Director general of the World Trade Organisation, Roberto Azevêdo, said a no-deal Brexit would not be the “end of the world”.
It comes as a contradiction to the controversial letter published by Chancellor Philip Hammond which said there would be “large fiscal consequences” in the event of the UK failing to reach a deal with the EU.
Mr Azevêdo said: “There are a number of preferential rules that apply between the UK and the EU that will disappear.
“Now, the impact of that, and there will be an impact, it may be larger or smaller depending on the sector.
“For example, in tariffs, there may be a sector where the EU tariffs are very low so the loss of the preference is not going to affect that sector very much.
“But there are many areas where the tariffs are significantly higher than the average and in those situations the sector is going to be affected a lot in terms of the tariffs.
“How much is this going to affect each one?
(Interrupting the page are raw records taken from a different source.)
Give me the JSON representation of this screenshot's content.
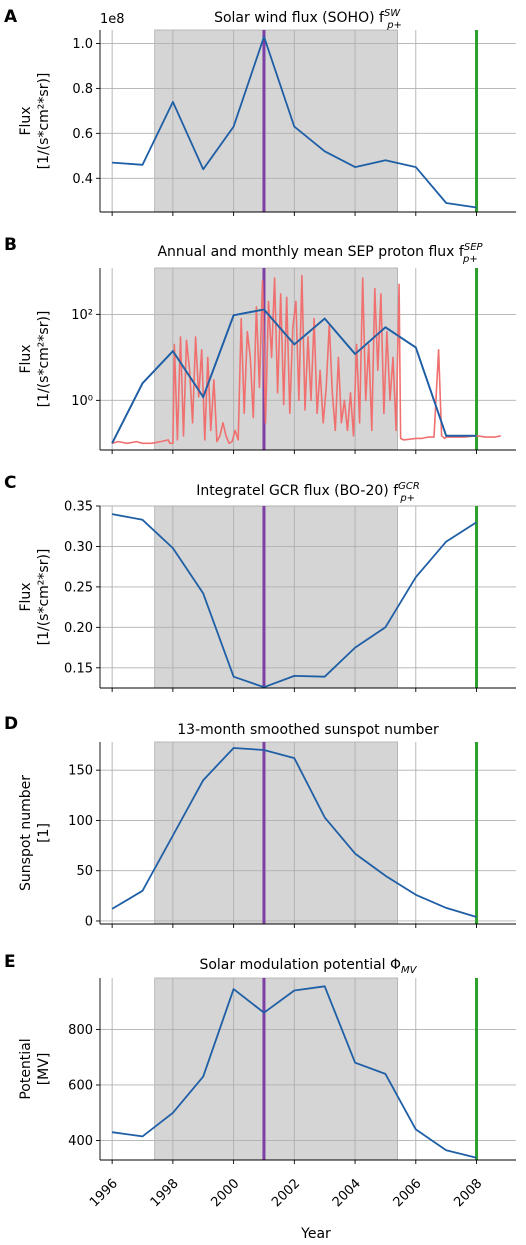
{
  "colors": {
    "series": "#1f5fa6",
    "monthly": "#f07070",
    "shade": "#d3d3d3",
    "marker_2001": "#7b3fa6",
    "marker_2008": "#2ca02c"
  },
  "x_axis": {
    "label": "Year",
    "ticks": [
      1996,
      1998,
      2000,
      2002,
      2004,
      2006,
      2008
    ],
    "tick_labels": [
      "1996",
      "1998",
      "2000",
      "2002",
      "2004",
      "2006",
      "2008"
    ],
    "xlim": [
      1995.6,
      2009.3
    ]
  },
  "chart_data": [
    {
      "id": "A",
      "letter": "A",
      "type": "line",
      "title": "Solar wind flux (SOHO) f",
      "title_sup": "SW",
      "title_sub": "p+",
      "ylabel": [
        "Flux",
        "[1/(s*cm²*sr)]"
      ],
      "offset_label": "1e8",
      "scale": "linear",
      "ylim": [
        0.25,
        1.06
      ],
      "yticks": [
        0.4,
        0.6,
        0.8,
        1.0
      ],
      "ytick_labels": [
        "0.4",
        "0.6",
        "0.8",
        "1.0"
      ],
      "shade": [
        1997.4,
        2005.4
      ],
      "vlines": [
        2001,
        2008
      ],
      "grid": true,
      "series": [
        {
          "x": [
            1996,
            1997,
            1998,
            1999,
            2000,
            2001,
            2002,
            2003,
            2004,
            2005,
            2006,
            2007,
            2008
          ],
          "values": [
            0.47,
            0.46,
            0.74,
            0.44,
            0.63,
            1.03,
            0.63,
            0.52,
            0.45,
            0.48,
            0.45,
            0.29,
            0.27
          ]
        }
      ]
    },
    {
      "id": "B",
      "letter": "B",
      "type": "line",
      "title": "Annual and monthly mean SEP proton flux f",
      "title_sup": "SEP",
      "title_sub": "p+",
      "ylabel": [
        "Flux",
        "[1/(s*cm²*sr)]"
      ],
      "scale": "log",
      "ylim": [
        0.07,
        1200
      ],
      "yticks": [
        1,
        100
      ],
      "ytick_labels": [
        "10⁰",
        "10²"
      ],
      "shade": [
        1997.4,
        2005.4
      ],
      "vlines": [
        2001,
        2008
      ],
      "grid": true,
      "series": [
        {
          "x": [
            1996,
            1997,
            1998,
            1999,
            2000,
            2001,
            2002,
            2003,
            2004,
            2005,
            2006,
            2007,
            2008
          ],
          "values": [
            0.1,
            2.5,
            14,
            1.2,
            95,
            130,
            20,
            80,
            12,
            50,
            17,
            0.15,
            0.15
          ]
        },
        {
          "x": [
            1996.0,
            1996.2,
            1996.5,
            1996.8,
            1997.0,
            1997.3,
            1997.6,
            1997.85,
            1997.9,
            1998.0,
            1998.05,
            1998.15,
            1998.25,
            1998.35,
            1998.45,
            1998.55,
            1998.65,
            1998.75,
            1998.85,
            1998.95,
            1999.05,
            1999.15,
            1999.25,
            1999.35,
            1999.45,
            1999.55,
            1999.65,
            1999.75,
            1999.85,
            1999.95,
            2000.05,
            2000.15,
            2000.25,
            2000.35,
            2000.45,
            2000.55,
            2000.65,
            2000.75,
            2000.85,
            2000.95,
            2001.05,
            2001.15,
            2001.25,
            2001.35,
            2001.45,
            2001.55,
            2001.65,
            2001.75,
            2001.85,
            2001.95,
            2002.05,
            2002.15,
            2002.25,
            2002.35,
            2002.45,
            2002.55,
            2002.65,
            2002.75,
            2002.85,
            2002.95,
            2003.05,
            2003.15,
            2003.25,
            2003.35,
            2003.45,
            2003.55,
            2003.65,
            2003.75,
            2003.85,
            2003.95,
            2004.05,
            2004.15,
            2004.25,
            2004.35,
            2004.45,
            2004.55,
            2004.65,
            2004.75,
            2004.85,
            2004.95,
            2005.05,
            2005.15,
            2005.25,
            2005.35,
            2005.45,
            2005.5,
            2005.6,
            2006.0,
            2006.2,
            2006.4,
            2006.6,
            2006.75,
            2006.85,
            2006.95,
            2007.0,
            2007.3,
            2007.6,
            2008.0,
            2008.3,
            2008.6,
            2008.8
          ],
          "values": [
            0.1,
            0.11,
            0.1,
            0.11,
            0.1,
            0.1,
            0.11,
            0.12,
            0.1,
            0.1,
            20,
            0.12,
            30,
            0.15,
            25,
            5,
            0.3,
            30,
            1.2,
            15,
            0.12,
            10,
            0.2,
            3,
            0.11,
            0.15,
            0.3,
            0.15,
            0.1,
            0.11,
            0.2,
            0.12,
            80,
            0.5,
            40,
            10,
            0.4,
            150,
            2,
            600,
            0.3,
            200,
            10,
            700,
            1.5,
            300,
            0.8,
            250,
            0.5,
            50,
            200,
            1,
            800,
            0.6,
            30,
            1,
            80,
            0.5,
            5,
            0.3,
            2,
            60,
            1.5,
            0.2,
            10,
            0.3,
            1,
            0.2,
            1.5,
            0.15,
            20,
            0.3,
            700,
            1,
            20,
            0.2,
            400,
            5,
            300,
            0.5,
            40,
            1,
            10,
            0.2,
            500,
            0.13,
            0.12,
            0.13,
            0.13,
            0.14,
            0.14,
            15,
            0.15,
            0.13,
            0.14,
            0.14,
            0.14,
            0.15,
            0.14,
            0.14,
            0.15
          ]
        }
      ]
    },
    {
      "id": "C",
      "letter": "C",
      "type": "line",
      "title": "Integratel GCR flux (BO-20) f",
      "title_sup": "GCR",
      "title_sub": "p+",
      "ylabel": [
        "Flux",
        "[1/(s*cm²*sr)]"
      ],
      "scale": "linear",
      "ylim": [
        0.125,
        0.35
      ],
      "yticks": [
        0.15,
        0.2,
        0.25,
        0.3,
        0.35
      ],
      "ytick_labels": [
        "0.15",
        "0.20",
        "0.25",
        "0.30",
        "0.35"
      ],
      "shade": [
        1997.4,
        2005.4
      ],
      "vlines": [
        2001,
        2008
      ],
      "grid": true,
      "series": [
        {
          "x": [
            1996,
            1997,
            1998,
            1999,
            2000,
            2001,
            2002,
            2003,
            2004,
            2005,
            2006,
            2007,
            2008
          ],
          "values": [
            0.34,
            0.333,
            0.298,
            0.242,
            0.139,
            0.126,
            0.14,
            0.139,
            0.175,
            0.2,
            0.262,
            0.306,
            0.33
          ]
        }
      ]
    },
    {
      "id": "D",
      "letter": "D",
      "type": "line",
      "title": "13-month smoothed sunspot number",
      "title_sup": "",
      "title_sub": "",
      "ylabel": [
        "Sunspot number",
        "[1]"
      ],
      "scale": "linear",
      "ylim": [
        -3,
        178
      ],
      "yticks": [
        0,
        50,
        100,
        150
      ],
      "ytick_labels": [
        "0",
        "50",
        "100",
        "150"
      ],
      "shade": [
        1997.4,
        2005.4
      ],
      "vlines": [
        2001,
        2008
      ],
      "grid": true,
      "series": [
        {
          "x": [
            1996,
            1997,
            1998,
            1999,
            2000,
            2001,
            2002,
            2003,
            2004,
            2005,
            2006,
            2007,
            2008
          ],
          "values": [
            12,
            30,
            85,
            140,
            172,
            170,
            162,
            103,
            67,
            45,
            26,
            13,
            4
          ]
        }
      ]
    },
    {
      "id": "E",
      "letter": "E",
      "type": "line",
      "title": "Solar modulation potential Φ",
      "title_sup": "",
      "title_sub": "MV",
      "ylabel": [
        "Potential",
        "[MV]"
      ],
      "scale": "linear",
      "ylim": [
        330,
        985
      ],
      "yticks": [
        400,
        600,
        800
      ],
      "ytick_labels": [
        "400",
        "600",
        "800"
      ],
      "shade": [
        1997.4,
        2005.4
      ],
      "vlines": [
        2001,
        2008
      ],
      "grid": true,
      "series": [
        {
          "x": [
            1996,
            1997,
            1998,
            1999,
            2000,
            2001,
            2002,
            2003,
            2004,
            2005,
            2006,
            2007,
            2008
          ],
          "values": [
            430,
            415,
            500,
            630,
            945,
            860,
            940,
            955,
            680,
            640,
            440,
            365,
            338
          ]
        }
      ]
    }
  ]
}
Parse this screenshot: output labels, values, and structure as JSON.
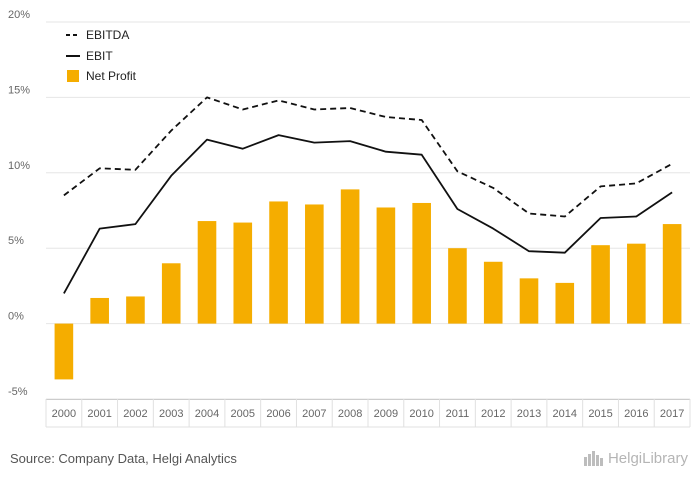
{
  "chart_data": {
    "type": "bar",
    "categories": [
      "2000",
      "2001",
      "2002",
      "2003",
      "2004",
      "2005",
      "2006",
      "2007",
      "2008",
      "2009",
      "2010",
      "2011",
      "2012",
      "2013",
      "2014",
      "2015",
      "2016",
      "2017"
    ],
    "series": [
      {
        "name": "EBITDA",
        "kind": "line",
        "style": "dashed",
        "color": "#111111",
        "values": [
          8.5,
          10.3,
          10.2,
          12.8,
          15.0,
          14.2,
          14.8,
          14.2,
          14.3,
          13.7,
          13.5,
          10.1,
          9.0,
          7.3,
          7.1,
          9.1,
          9.3,
          10.6
        ]
      },
      {
        "name": "EBIT",
        "kind": "line",
        "style": "solid",
        "color": "#111111",
        "values": [
          2.0,
          6.3,
          6.6,
          9.8,
          12.2,
          11.6,
          12.5,
          12.0,
          12.1,
          11.4,
          11.2,
          7.6,
          6.3,
          4.8,
          4.7,
          7.0,
          7.1,
          8.7
        ]
      },
      {
        "name": "Net Profit",
        "kind": "bar",
        "color": "#f5ad00",
        "values": [
          -3.7,
          1.7,
          1.8,
          4.0,
          6.8,
          6.7,
          8.1,
          7.9,
          8.9,
          7.7,
          8.0,
          5.0,
          4.1,
          3.0,
          2.7,
          5.2,
          5.3,
          6.6
        ]
      }
    ],
    "yticks": [
      "20%",
      "15%",
      "10%",
      "5%",
      "0%",
      "-5%"
    ],
    "ylim": [
      -5,
      20
    ],
    "grid": true,
    "legend_position": "top-left",
    "source": "Source: Company Data, Helgi Analytics",
    "logo_text": "HelgiLibrary"
  }
}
It is not going to be the end of the world in the sense that trade is going to stop and that everything is going to fall down. No.
“But it’s not going to be a walk in the park either.”
Many Brexiteers argue the UK should have nothing to fear from trading on WTO rules and many argue it should be the UK’s primary option.
But when asked if the UK could start trading on WTO terms on the day after Brexit, Mr Azevêdo added: “Frankly, I think it will be very ambitious to have that kind of outcome.
“I was also a trade negotiator. I negotiated trade deals my whole life and I am very realistic about how fast you can go with those deals.
“The moment that other countries begin to sense an opportunity to increase their market share or increase a quota here or there, they are going to go for that.
“There will be a lot of uncertainty here. There will be a lot of unpredictability. People who are making investment decisions will take that into account.
“It is very unlikely that you are going to have 100 per cent agreed outcome for all WTO members between now and March.”
Mr Hammond’s letter also highlighted a cross-Whitehall analysis which prompted claims of “Project Fear” when it was published earlier this year.
Government sources told The Daily Telegraph, the Chancellor “knew what he was doing” with the letter published on the same day as Brexit Secretary Dominc Raab’s attempts to calm fears of a no-deal scenario in a series of Whitehall papers.
Staunch Brexiteer Jacob Rees-Mogg suggested Mr Hammond’s letter was further proof the Treasury was “desperate to stop Brexit”.